I think we have our wires crossed here.  I was saying it would seem
unfair to block the allocator from giving out order-0 pages while we are
struggling to get an order-10 page for one process.  Having a queue
would seem to generate such behaviour.  What I am trying to achieve with
capture is to push areas likely to return us a page of the requested
size out of use, while we try and reclaim it without blocking the rest
of the allocator.

> At least with queueing you are basing the idea on *some* reasonable policy,
> rather than purely random "whoever happens to take this lock at the right
> time will win" strategy, which might I add, can even be much more unfair
> than you might say queueing is.
> 
> However, queueing would still be able to allow some flexibility in priority.
> For example:
> 
> if (must_queue) {
>   if (queue_head_prio == 0)
>     join_queue(1<<order);
>   else {
>     queue_head_prio -= 1<<order;
>     skip_queue();
>   }
> }

Sure you would be able to make some kind of more flexible decisions, but
that still seems like a heavy handed approach.  You are important enough
to takes pages (possibly from our mostly free high order page) or not. 

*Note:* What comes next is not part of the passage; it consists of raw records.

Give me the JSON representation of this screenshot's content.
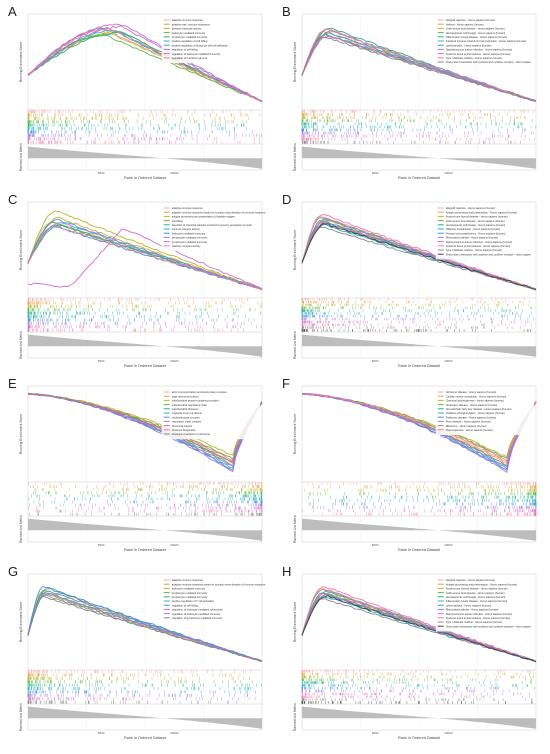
{
  "ylabel_res": "Running Enrichment Score",
  "ylabel_rank": "Ranked List Metric",
  "xlabel": "Rank in Ordered Dataset",
  "xticks": [
    "5000",
    "10000"
  ],
  "chart_data": [
    {
      "panel": "A",
      "type": "line",
      "peak_rank": 6000,
      "y0": 0.3,
      "legend": [
        "adaptive immune response",
        "adaptive rate, immune substance",
        "defense response activity",
        "leukocyte mediated immunity",
        "lymphocyte mediated immunity",
        "positive regulation of cell killing",
        "positive regulation of leukocyte cell-cell adhesion",
        "regulation of cell killing",
        "regulation of leukocyte mediated immunity",
        "regulation of interferon gamma"
      ],
      "series": [
        {
          "color": "#f4a6a6",
          "peak": 0.82
        },
        {
          "color": "#e8a043",
          "peak": 0.8
        },
        {
          "color": "#b5b82b",
          "peak": 0.78
        },
        {
          "color": "#5cb84a",
          "peak": 0.76
        },
        {
          "color": "#2ab07f",
          "peak": 0.79
        },
        {
          "color": "#23b4c2",
          "peak": 0.81
        },
        {
          "color": "#4a8ed9",
          "peak": 0.84
        },
        {
          "color": "#9a7de0",
          "peak": 0.86
        },
        {
          "color": "#d969c9",
          "peak": 0.88
        },
        {
          "color": "#f27aa0",
          "peak": 0.83
        }
      ]
    },
    {
      "panel": "B",
      "type": "line",
      "peak_rank": 1800,
      "y0": 0.3,
      "legend": [
        "Allograft rejection - Homo sapiens (human)",
        "Asthma - Homo sapiens (human)",
        "Graft-versus-host disease - Homo sapiens (human)",
        "Hematopoietic cell lineage - Homo sapiens (human)",
        "Inflammatory bowel disease - Homo sapiens (human)",
        "Intestinal immune network for IgA production - Homo sapiens (human)",
        "Leishmaniasis - Homo sapiens (human)",
        "Staphylococcus aureus infection - Homo sapiens (human)",
        "Systemic lupus erythematosus - Homo sapiens (human)",
        "Type I diabetes mellitus - Homo sapiens (human)",
        "Viral protein interaction with cytokine and cytokine receptor - Homo sapiens (human)"
      ],
      "series": [
        {
          "color": "#f4a6a6",
          "peak": 0.8
        },
        {
          "color": "#e8a043",
          "peak": 0.78
        },
        {
          "color": "#b5b82b",
          "peak": 0.82
        },
        {
          "color": "#5cb84a",
          "peak": 0.76
        },
        {
          "color": "#2ab07f",
          "peak": 0.84
        },
        {
          "color": "#23b4c2",
          "peak": 0.79
        },
        {
          "color": "#4a8ed9",
          "peak": 0.77
        },
        {
          "color": "#9a7de0",
          "peak": 0.81
        },
        {
          "color": "#d969c9",
          "peak": 0.75
        },
        {
          "color": "#f27aa0",
          "peak": 0.83
        },
        {
          "color": "#888888",
          "peak": 0.74
        }
      ]
    },
    {
      "panel": "C",
      "type": "line",
      "peak_rank": 2000,
      "y0": 0.3,
      "legend": [
        "adaptive immune response",
        "adaptive immune response based on somatic recombination of immune receptors built from immunoglobulin superfamily domains",
        "antigen processing and presentation of peptide antigen",
        "cell killing",
        "detection of chemical stimulus involved in sensory perception of smell",
        "immune receptor activity",
        "leukocyte mediated immunity",
        "lymphocyte mediated immunity",
        "lymphocyte mediated immunity",
        "olfactory receptor activity"
      ],
      "series": [
        {
          "color": "#f4a6a6",
          "peak": 0.78
        },
        {
          "color": "#e8a043",
          "peak": 0.82
        },
        {
          "color": "#b5b82b",
          "peak": 0.9
        },
        {
          "color": "#5cb84a",
          "peak": 0.76
        },
        {
          "color": "#2ab07f",
          "peak": 0.74
        },
        {
          "color": "#23b4c2",
          "peak": 0.8
        },
        {
          "color": "#4a8ed9",
          "peak": 0.72
        },
        {
          "color": "#9a7de0",
          "peak": 0.77
        },
        {
          "color": "#d969c9",
          "peak": 0.7
        },
        {
          "color": "#f27aa0",
          "peak": 0.73
        }
      ]
    },
    {
      "panel": "D",
      "type": "line",
      "peak_rank": 1500,
      "y0": 0.3,
      "legend": [
        "Allograft rejection - Homo sapiens (human)",
        "Antigen processing and presentation - Homo sapiens (human)",
        "Autoimmune thyroid disease - Homo sapiens (human)",
        "Graft-versus-host disease - Homo sapiens (human)",
        "Hematopoietic cell lineage - Homo sapiens (human)",
        "Olfactory transduction - Homo sapiens (human)",
        "Primary immunodeficiency - Homo sapiens (human)",
        "Rheumatoid arthritis - Homo sapiens (human)",
        "Staphylococcus aureus infection - Homo sapiens (human)",
        "Systemic lupus erythematosus - Homo sapiens (human)",
        "Type I diabetes mellitus - Homo sapiens (human)",
        "Viral protein interaction with cytokine and cytokine receptor - Homo sapiens (human)"
      ],
      "series": [
        {
          "color": "#f4a6a6",
          "peak": 0.84
        },
        {
          "color": "#e8a043",
          "peak": 0.8
        },
        {
          "color": "#b5b82b",
          "peak": 0.78
        },
        {
          "color": "#5cb84a",
          "peak": 0.82
        },
        {
          "color": "#2ab07f",
          "peak": 0.76
        },
        {
          "color": "#23b4c2",
          "peak": 0.74
        },
        {
          "color": "#4a8ed9",
          "peak": 0.79
        },
        {
          "color": "#9a7de0",
          "peak": 0.81
        },
        {
          "color": "#d969c9",
          "peak": 0.77
        },
        {
          "color": "#f27aa0",
          "peak": 0.86
        },
        {
          "color": "#888888",
          "peak": 0.72
        },
        {
          "color": "#444444",
          "peak": 0.75
        }
      ]
    },
    {
      "panel": "E",
      "type": "line",
      "inverted": true,
      "trough_rank": 14000,
      "legend": [
        "actin monomerization anchored protein complex",
        "large ribosomal subunit",
        "mitochondrial protein-containing complex",
        "mitochondrial respiratory chain",
        "mitochondrial ribosome",
        "organelle inner membrane",
        "oxidoreductase complex",
        "respiratory chain complex",
        "ribosomal subunit",
        "ribosome biogenesis",
        "structural constituent of ribosome"
      ],
      "series": [
        {
          "color": "#f4a6a6",
          "peak": -0.7
        },
        {
          "color": "#e8a043",
          "peak": -0.72
        },
        {
          "color": "#b5b82b",
          "peak": -0.62
        },
        {
          "color": "#5cb84a",
          "peak": -0.66
        },
        {
          "color": "#2ab07f",
          "peak": -0.74
        },
        {
          "color": "#23b4c2",
          "peak": -0.78
        },
        {
          "color": "#4a8ed9",
          "peak": -0.8
        },
        {
          "color": "#9a7de0",
          "peak": -0.82
        },
        {
          "color": "#d969c9",
          "peak": -0.76
        },
        {
          "color": "#f27aa0",
          "peak": -0.68
        },
        {
          "color": "#888888",
          "peak": -0.71
        }
      ]
    },
    {
      "panel": "F",
      "type": "line",
      "inverted": true,
      "trough_rank": 14000,
      "legend": [
        "Alzheimer disease - Homo sapiens (human)",
        "Cardiac muscle contraction - Homo sapiens (human)",
        "Chemical carcinogenesis - Homo sapiens (human)",
        "Huntington disease - Homo sapiens (human)",
        "Non-alcoholic fatty liver disease - Homo sapiens (human)",
        "Oxidative phosphorylation - Homo sapiens (human)",
        "Parkinson disease - Homo sapiens (human)",
        "Prion disease - Homo sapiens (human)",
        "Ribosome - Homo sapiens (human)",
        "Thermogenesis - Homo sapiens (human)"
      ],
      "series": [
        {
          "color": "#f4a6a6",
          "peak": -0.7
        },
        {
          "color": "#e8a043",
          "peak": -0.72
        },
        {
          "color": "#b5b82b",
          "peak": -0.64
        },
        {
          "color": "#5cb84a",
          "peak": -0.66
        },
        {
          "color": "#2ab07f",
          "peak": -0.74
        },
        {
          "color": "#23b4c2",
          "peak": -0.78
        },
        {
          "color": "#4a8ed9",
          "peak": -0.8
        },
        {
          "color": "#9a7de0",
          "peak": -0.82
        },
        {
          "color": "#d969c9",
          "peak": -0.76
        },
        {
          "color": "#f27aa0",
          "peak": -0.68
        }
      ]
    },
    {
      "panel": "G",
      "type": "line",
      "peak_rank": 1200,
      "y0": 0.3,
      "legend": [
        "adaptive immune response",
        "adaptive immune response based on somatic recombination of immune receptors built from immunoglobulin superfamily domains",
        "leukocyte mediated immunity",
        "lymphocyte mediated immunity",
        "lymphocyte mediated immunity",
        "positive regulation of T cell activation",
        "regulation of cell killing",
        "regulation of leukocyte mediated cytotoxicity",
        "regulation of leukocyte mediated immunity",
        "regulation of lymphocyte mediated immunity"
      ],
      "series": [
        {
          "color": "#f4a6a6",
          "peak": 0.8
        },
        {
          "color": "#e8a043",
          "peak": 0.78
        },
        {
          "color": "#b5b82b",
          "peak": 0.82
        },
        {
          "color": "#5cb84a",
          "peak": 0.76
        },
        {
          "color": "#2ab07f",
          "peak": 0.84
        },
        {
          "color": "#23b4c2",
          "peak": 0.79
        },
        {
          "color": "#4a8ed9",
          "peak": 0.86
        },
        {
          "color": "#9a7de0",
          "peak": 0.81
        },
        {
          "color": "#d969c9",
          "peak": 0.77
        },
        {
          "color": "#888888",
          "peak": 0.74
        }
      ]
    },
    {
      "panel": "H",
      "type": "line",
      "peak_rank": 1600,
      "y0": 0.3,
      "legend": [
        "Allograft rejection - Homo sapiens (human)",
        "Antigen processing and presentation - Homo sapiens (human)",
        "Autoimmune thyroid disease - Homo sapiens (human)",
        "Graft-versus-host disease - Homo sapiens (human)",
        "Hematopoietic cell lineage - Homo sapiens (human)",
        "Inflammatory bowel disease - Homo sapiens (human)",
        "Leishmaniasis - Homo sapiens (human)",
        "Rheumatoid arthritis - Homo sapiens (human)",
        "Staphylococcus aureus infection - Homo sapiens (human)",
        "Systemic lupus erythematosus - Homo sapiens (human)",
        "Type I diabetes mellitus - Homo sapiens (human)",
        "Viral protein interaction with cytokine and cytokine receptor - Homo sapiens (human)"
      ],
      "series": [
        {
          "color": "#f4a6a6",
          "peak": 0.84
        },
        {
          "color": "#e8a043",
          "peak": 0.8
        },
        {
          "color": "#b5b82b",
          "peak": 0.78
        },
        {
          "color": "#5cb84a",
          "peak": 0.82
        },
        {
          "color": "#2ab07f",
          "peak": 0.76
        },
        {
          "color": "#23b4c2",
          "peak": 0.74
        },
        {
          "color": "#4a8ed9",
          "peak": 0.79
        },
        {
          "color": "#9a7de0",
          "peak": 0.81
        },
        {
          "color": "#d969c9",
          "peak": 0.77
        },
        {
          "color": "#f27aa0",
          "peak": 0.86
        },
        {
          "color": "#888888",
          "peak": 0.72
        },
        {
          "color": "#444444",
          "peak": 0.75
        }
      ]
    }
  ]
}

In a perfect world we would be able to know in advance that an order-N
region would definatly come free if reclaimed and allocate that preemptivly
to the requestor, apply reclaim to it, and then actually allocate the page.

Obviously the world is not quite that perfect, but we are trying to
follow that model with capture.  Picking areas of the appropriate order,
applying reclaim to just those areas, and preventing any freed pages
getting back into the general population.  This behaviour should mark
the minimum memory out of use as possible.